I see. Thanks, Alan.


2016-06-27 19:40:49

Mal

Another one I use is the degree sign for degrees Celsius (temperature). Press Alt+248


2016-06-26 09:33:58

Alan

Scott, Arial Unicode MS has 221A for square root, 221B for a cube root and 221C for a fourth root.


2016-02-08 12:45:27

Scott Renz

How do I get a 3 in the "v" of the "√" to make it a cube root radical?


2016-02-06 16:53:14

Gary Delp

I tried the macro using the Arial font. (and then scanning through all of the fonts on my machine.) As you suggested, I looked at the resulting custom format, and if the radical glyph is imaged as "R"
The the custom format is "RGeneral". Unfortunately, this does not display in the cell, nor does it display in the custom format popup. It shows up in the custom format itself, but not in the cell. I also tried "R" General and other variations.
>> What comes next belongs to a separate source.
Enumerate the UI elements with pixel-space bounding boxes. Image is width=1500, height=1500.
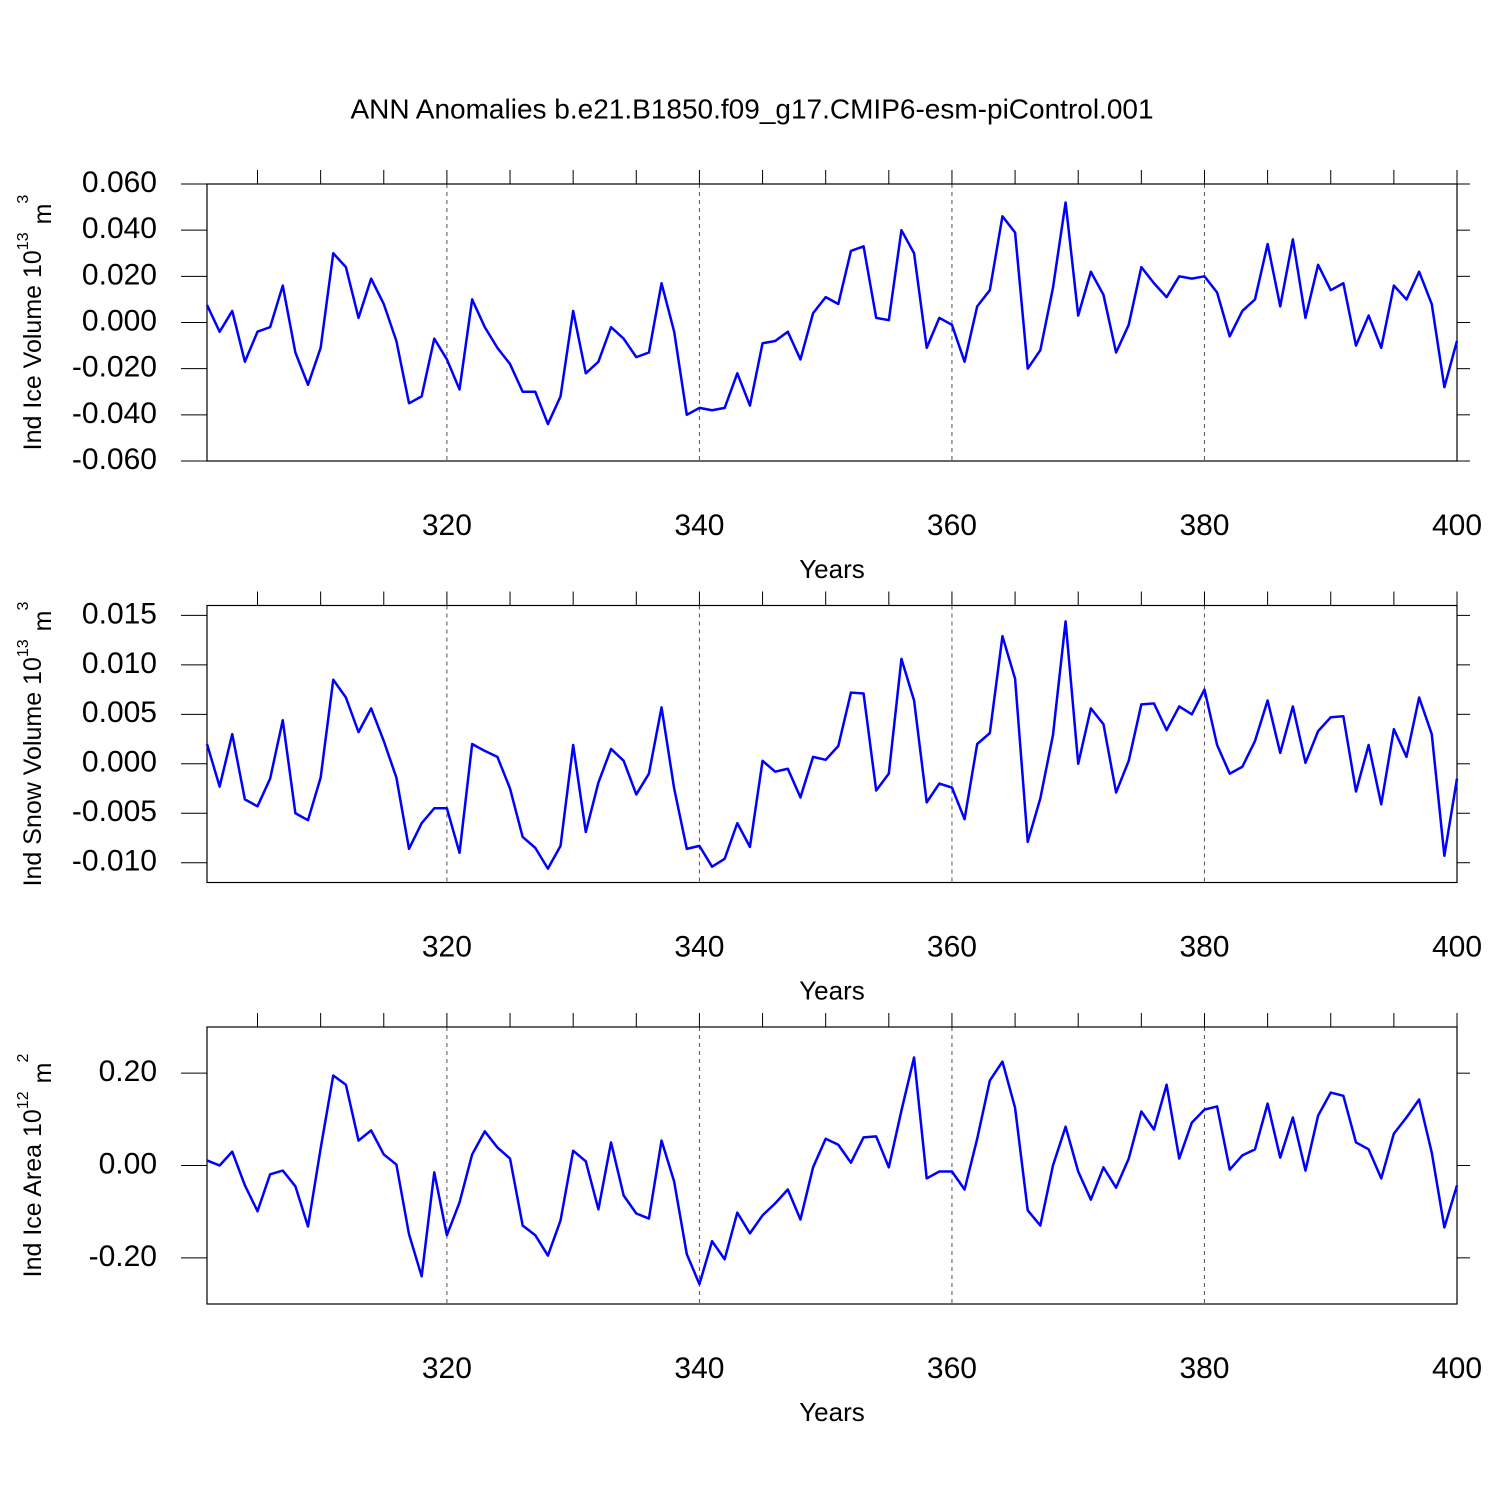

Then I tried R@ and it worked. [remember in these examples R is the radical sign ChrW(8730) ]


2016-02-06 12:20:19

Willy Vanhaelen

Alt+251 doesn't work on my system but Excel provides a simple solution:

- Click on the Insert tab of the ribbon and select Symbol
- In the dialog that pops up, enter 221A in the 'Character code:' box
- Click [Insert]

If you need it again, you can simply select it from the 'Recently used symbols:' list.